La semaine s’écoula dans une sorte de brouillard frénétique. Quatre meurtres atroces d’un coup, c’était une première à Thionville ! L’affaire fut sinon étouffée, du moins minimisée : un quadruple meurtre dans un cybercafé, cela faisait désordre dans la ville pilote en matière d’informatique… De plus, pour pouvoir travailler tranquille, la Crim avait fait en sorte que filtrent le moins d’informations possible.
Le traçage du patient de Flora n’avait pas donné grand chose, sinon que la scène de tuerie évoquée dans le mail reçu le jour du massacre ressemblait de manière inquiétante à celle qui avait dû se dérouler dans la mezzanine du webbar. Mais Jonathan Barton ne pouvait en être l’auteur : il arrivait au commissariat à l’instant même où le mail était envoyé à la psy.
Le stagiaire n’avait rien trouvé de probant, à l’exception d’un rapport de patrouille bizarre : une tentative d’agression un mois plus tôt, à la sortie de la ville, dont le compte rendu ressemblait fort au premier récit du patient de Flora Mas. Le jogger n’avait pas déposé plainte, n’ayant subi aucun dommage ni vu les traits de ses agresseurs – des jeunes qui voulaient du fric pour de la drogue, selon lui.
La Crim mit l’ordinateur de Flora sous surveillance, d’autant que les échanges se multipliaient. Mais, après plusieurs jours, la seule information obtenue fut que les mails transitaient par le serveur de la SOREDIA. Ou qu’ils en provenaient. La SOREDIA était l’entreprise phare de Thionville, en matière de recherche informatique. L’armée y avait pas mal investi, disait-on. Elle constituait le fer de lance de la mini Silicon Valley française qu’était devenu leur petite ville sans histoire. La population avait triplé en dix ans. De nombreuses start-up et autres jeunes sociétés misant sur la haute technologie avaient goulûment gobé les aides de l’État et les subventions régionales. Un pôle universitaire s’était développé. La synergie tant attendue avait eu du mal à se mettre en place, mais à présent, pour ce qu’il en savait, Tom pouvait dire que presque tout, ici, tournait autour de l’informatique.
Il profita de l’occasion pour approfondir ses maigres connaissances sur la SOREDIA. Comme il ne comprenait rien au fatras jargonnant et à la jungle des liens internet censés guider le néophyte vers une compréhension lumineuse des statuts, fonctions et points forts de l’entreprise, il se tourna vers Jean-Pierre, qui se fit un plaisir de le briefer. Plus jeune, il avait caressé l’espoir d’entrer à la SOREDIA, mais n’ayant pu terminer son doctorat faute de moyens, il avait dû trouver un job. Il était devenu flic. Pour résumer, la SOREDIA était pionnière en matière de recherche de pointe sur l’intelligence artificielle.
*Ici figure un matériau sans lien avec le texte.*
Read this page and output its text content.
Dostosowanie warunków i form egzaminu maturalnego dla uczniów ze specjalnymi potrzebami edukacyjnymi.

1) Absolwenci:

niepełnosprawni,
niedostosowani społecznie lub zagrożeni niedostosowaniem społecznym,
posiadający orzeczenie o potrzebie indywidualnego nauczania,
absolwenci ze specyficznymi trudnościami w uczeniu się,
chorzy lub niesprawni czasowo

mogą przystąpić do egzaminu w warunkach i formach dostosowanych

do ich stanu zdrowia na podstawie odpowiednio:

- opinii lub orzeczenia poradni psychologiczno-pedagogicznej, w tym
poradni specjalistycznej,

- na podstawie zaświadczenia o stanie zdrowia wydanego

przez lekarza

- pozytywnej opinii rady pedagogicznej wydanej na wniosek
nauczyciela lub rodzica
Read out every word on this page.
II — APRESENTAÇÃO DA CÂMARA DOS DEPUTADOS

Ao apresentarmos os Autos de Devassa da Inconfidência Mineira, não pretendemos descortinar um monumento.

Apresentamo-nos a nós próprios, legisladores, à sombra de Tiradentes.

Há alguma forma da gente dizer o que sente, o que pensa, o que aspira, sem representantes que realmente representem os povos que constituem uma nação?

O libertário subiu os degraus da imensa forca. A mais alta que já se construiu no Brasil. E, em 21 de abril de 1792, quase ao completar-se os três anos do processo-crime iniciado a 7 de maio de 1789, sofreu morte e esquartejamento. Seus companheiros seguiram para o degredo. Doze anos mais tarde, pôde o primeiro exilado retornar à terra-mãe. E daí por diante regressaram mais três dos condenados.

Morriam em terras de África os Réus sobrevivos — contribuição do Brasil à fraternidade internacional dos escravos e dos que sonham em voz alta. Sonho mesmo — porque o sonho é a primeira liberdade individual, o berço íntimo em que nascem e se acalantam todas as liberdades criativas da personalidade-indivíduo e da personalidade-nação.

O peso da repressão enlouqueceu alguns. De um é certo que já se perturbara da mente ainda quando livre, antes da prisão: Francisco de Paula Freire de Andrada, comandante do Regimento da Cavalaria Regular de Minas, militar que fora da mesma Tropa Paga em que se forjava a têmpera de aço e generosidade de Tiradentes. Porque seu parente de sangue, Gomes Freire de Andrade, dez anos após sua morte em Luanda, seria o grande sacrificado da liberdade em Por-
— C’est pour ça qu’ici, à Thionville, on a un tas de progrès techniques que d’autres villes n’ont pas : la SUI, l’ITTR, et j’en passe. C’est l’intelligence artificielle qui gère tout.
— Tu pourrais te renseigner pour savoir sur quoi ils bossent, en ce moment ? Et s’ils ne s’est rien passé d’étrange au sein du personnel, ce genre de choses ? s’enquit Tom.